I guess my best advice to those somewhere at the beginning or middle of their college experience is that you don’t have to know what you want to do right now—and, even if you thought you knew what you wanted to do, it’s ok to change your mind. At the beginning of college I had absolutely no idea of what I wanted to do (I didn’t even know what I wanted to major in). At one point, I was positive I wanted to be an elementary school teacher and then I spent one hellish summer as a camp counselor and decided that profession seriously was not for me (education majors, I applaud you—you are fantastic people and much more patient than I will ever be!). It wasn’t until sometime in the middle of college, when I started working as a tutor in the writing center, that I realized reading books and working with people on their writing is actually a profession, so I started learning more about publishing. Since then, I’ve learned so much more about the field and about what editors do and have fallen in love with the industry. But who knows? Maybe in another year I’ll run off and decide I want to start my own cupcake shop! My point is, be diligent, do internships and informational interviews, but one of the best parts about being in college is that it’s fine not to know for sure and try out different things.

What part of your Goucher experience has had the most influence on your first year out?

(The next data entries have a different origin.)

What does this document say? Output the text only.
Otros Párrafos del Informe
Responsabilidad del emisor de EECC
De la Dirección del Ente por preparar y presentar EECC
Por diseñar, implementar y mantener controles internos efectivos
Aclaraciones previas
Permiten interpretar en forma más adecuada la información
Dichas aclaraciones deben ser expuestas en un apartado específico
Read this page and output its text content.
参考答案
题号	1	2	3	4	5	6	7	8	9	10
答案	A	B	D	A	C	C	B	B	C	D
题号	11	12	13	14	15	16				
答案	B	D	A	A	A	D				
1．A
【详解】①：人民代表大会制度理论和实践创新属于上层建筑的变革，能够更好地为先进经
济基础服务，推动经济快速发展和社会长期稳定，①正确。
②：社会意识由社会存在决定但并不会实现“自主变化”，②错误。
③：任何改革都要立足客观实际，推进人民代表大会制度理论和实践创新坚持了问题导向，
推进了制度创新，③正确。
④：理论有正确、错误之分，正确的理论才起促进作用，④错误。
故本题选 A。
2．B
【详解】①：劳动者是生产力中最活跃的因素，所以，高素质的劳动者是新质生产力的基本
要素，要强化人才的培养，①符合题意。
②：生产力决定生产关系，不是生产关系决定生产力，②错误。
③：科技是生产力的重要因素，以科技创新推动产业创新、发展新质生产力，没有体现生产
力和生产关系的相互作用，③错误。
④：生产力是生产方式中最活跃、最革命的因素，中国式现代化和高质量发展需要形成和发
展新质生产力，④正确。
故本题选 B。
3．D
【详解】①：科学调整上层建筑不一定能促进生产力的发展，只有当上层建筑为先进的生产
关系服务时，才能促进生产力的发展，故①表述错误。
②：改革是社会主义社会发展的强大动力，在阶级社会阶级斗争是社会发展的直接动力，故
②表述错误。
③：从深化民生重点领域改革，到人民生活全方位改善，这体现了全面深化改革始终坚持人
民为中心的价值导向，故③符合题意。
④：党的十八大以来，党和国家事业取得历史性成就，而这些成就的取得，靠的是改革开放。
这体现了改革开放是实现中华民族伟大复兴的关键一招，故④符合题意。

I would have to say that the part-time jobs I did in my last two years at Goucher have had the most direct influence on the work I’ve done since. As I mentioned, at the writing center, I discovered how much I loved reading other people’s writing and tossing ideas around with them and working together to improve whatever essay or story they brought in, which led to my passion for editing. It’s been so exciting to be able to work for people who are editing the writing of authors for real books that are going out into the real world (seriously, go buy Hot Milk by Deborah Levy—my boss, Lea, was the U.S. editor for it and it’s a fabulous book!). It was my work, though, as an SLCA director for after-school programs run out of the office of Community-Based Learning (CBL forever!) that I think gave me the best transferrable skills that I could bring to my job or talk about in interviews. Any program you can find at Goucher that gives you experience working with or managing groups of people, honing your organizational skills, or working towards a common goal with a strict deadline is an amazing experience that will give you a leg up in anything you do after graduation. Goucher also taught me the importance of good mentors—lovely people who go out of their way to nurture your skills and help you succeed—from Lindsay and Cass at CBL to Mary, Juliette, and Arnie in the English department. Speakers at CPC also emphasized how important it was to them to find mentors in publishing, and I’ve been lucky enough to find a few people at work who I really look up to and hope to find more in the future!